The Republican attorney generals contend in the lawsuit that federal officials threatened to pull back legal benefits for social media platforms, such as a sweeping immunity law for internet companies known as Section 230, if they did not censor certain viewpoints on their platforms.

Their lawsuit also claimed that the federal government went after conservative-leaning free speech about the coronavirus vaccine, according to a ruling by Judge Terry Doughty, a Trump-appointee in the U.S. District Court for the Western District of Louisiana.

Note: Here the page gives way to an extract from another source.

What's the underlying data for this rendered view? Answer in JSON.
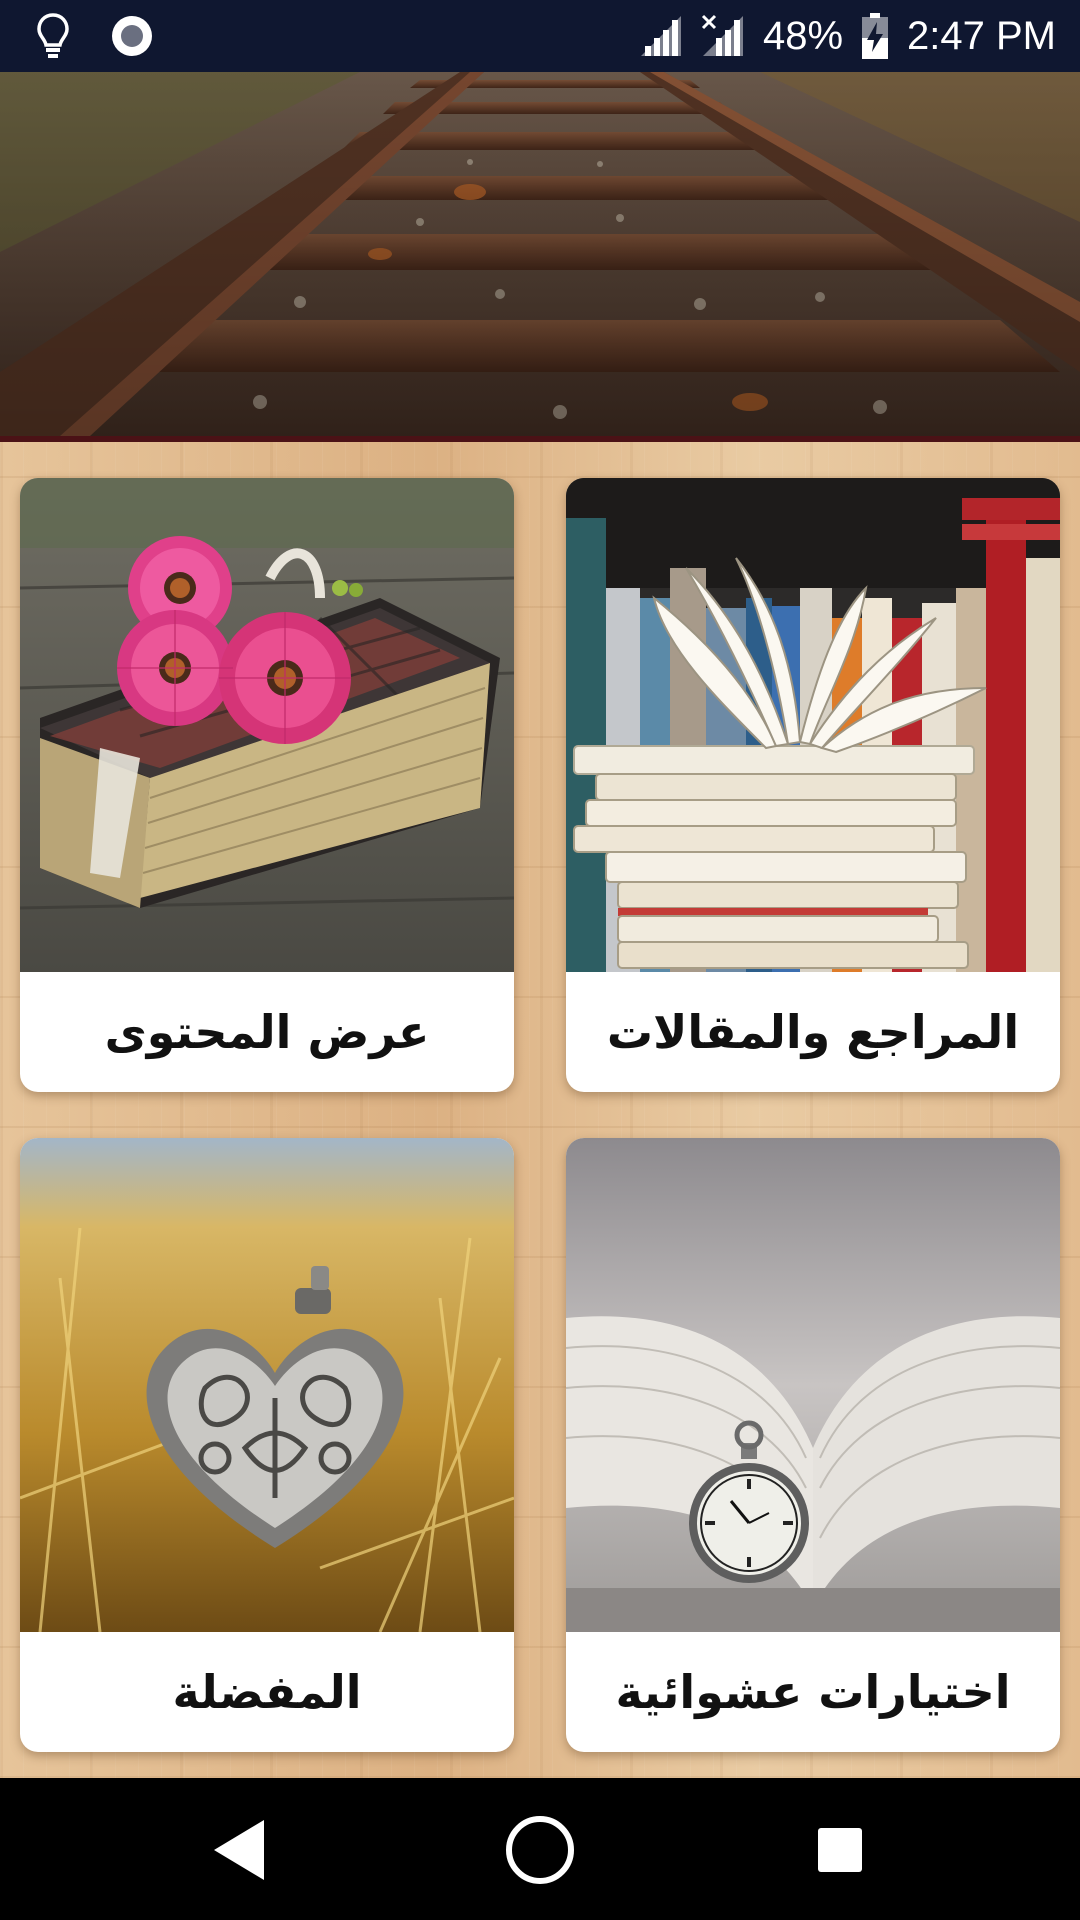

Doughty issued a judgment in the case last month that would block the FBI, the Department of Health and Human Services and other federal entities from communicating with social media companies “urging, encouraging, pressuring, or inducing in any manner for removal, deletion, suppression, or reduction of content containing protected free speech.”

In court filings, the Justice Department said the order can be read in a way that prevents government officials from working with social media companies “on initiatives to prevent grave harm to the American people and our democratic processes.”

Accusations of anti-conservative bias on social media platforms have become an intense and often-highlighted grievance for congressional Republicans, who posit the companies have unfairly suppressed conservative viewpoints, either working in tandem or at the behest of the Biden administration.

House Judiciary Chairman Jim Jordan, R-Ohio, was among the group of House Republicans who urged the 5th Circuit to uphold the preliminary injunction, arguing that official pressure to suppress speech violates First Amendment protection.

“On issue after issue, the Biden Administration has distorted the free marketplace of ideas promised by the First Amendment, bringing the weight of federal authority to bear on any speech it dislikes,” the members of Congress argued in a filing.